Guitar showmanship involves gimmicks, jumps, or other stunts with a guitar. Some examples of guitar showmanship would become trademarks of musicians such as Chuck Berry, Jimi Hendrix, Pete Townshend, Jimmy Page, Ritchie Blackmore, Eddie Van Halen, Stevie Ray Vaughan, Ace Frehley, and Angus Young.
Blues musicians such as Charley Patton would use stunts such as playing the guitar behind their back, and these showbiz stunts were further developed by the touring R&B performers.
Jimi Hendrix, who spent his early career touring with R&B show bands, used some of these gimmicks in his rock sets, such as playing his guitar behind his back, in between his legs, and playing it with his teeth. Other guitarists such as Joe Satriani and Zakk Wylde employ these techniques and Steve Vai has played with his tongue on several occasions. Buddy Guy has also tossed his guitar up in the air and caught it on exactly the same chord he was previously fretting. Stevie Ray Vaughan would also play the guitar behind his head, and behind his back.
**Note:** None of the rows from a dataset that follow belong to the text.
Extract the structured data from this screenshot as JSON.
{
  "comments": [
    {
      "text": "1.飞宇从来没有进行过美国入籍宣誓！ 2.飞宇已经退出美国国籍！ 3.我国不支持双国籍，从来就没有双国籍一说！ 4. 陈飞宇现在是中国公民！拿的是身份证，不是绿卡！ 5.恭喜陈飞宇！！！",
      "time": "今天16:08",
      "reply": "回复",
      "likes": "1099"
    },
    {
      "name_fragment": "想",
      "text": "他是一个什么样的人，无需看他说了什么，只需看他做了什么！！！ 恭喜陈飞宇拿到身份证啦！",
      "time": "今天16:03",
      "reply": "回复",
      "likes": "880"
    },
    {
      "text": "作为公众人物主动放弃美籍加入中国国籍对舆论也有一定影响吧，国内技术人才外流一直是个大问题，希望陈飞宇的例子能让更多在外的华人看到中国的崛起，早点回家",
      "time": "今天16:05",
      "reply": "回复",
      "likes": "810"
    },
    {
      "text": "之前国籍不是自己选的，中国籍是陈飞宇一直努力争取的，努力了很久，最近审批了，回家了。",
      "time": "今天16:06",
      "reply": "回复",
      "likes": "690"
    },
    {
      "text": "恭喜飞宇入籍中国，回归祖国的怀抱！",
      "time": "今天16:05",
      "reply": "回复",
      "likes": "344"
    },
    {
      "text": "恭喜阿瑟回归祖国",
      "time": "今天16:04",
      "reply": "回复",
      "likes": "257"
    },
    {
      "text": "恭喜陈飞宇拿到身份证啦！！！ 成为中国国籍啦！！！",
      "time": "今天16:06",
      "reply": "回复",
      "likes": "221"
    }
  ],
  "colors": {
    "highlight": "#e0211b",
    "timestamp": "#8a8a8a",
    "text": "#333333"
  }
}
Chuck Berry's showmanship has been influential on other rock guitar players. He used a one-legged hop routine, and the "duckwalk", which he first used as a child when he walked "stooping with full-bended knees, but with my back and head vertical" under a table to retrieve a ball and his family found it entertaining; he used it when "performing in New York for the first time and some journalist branded it the duck walk.".
The Who's lead guitarist and main songwriter Pete Townshend commonly plays his guitar with a fast windmill motion, inspired by watching Keith Richards's warm-up exercise. At a show in Tacoma, Washington in 1989, he was windmilling so aggressively that he accidentally pierced his hand with the guitar's whammy bar and needed hospital treatment.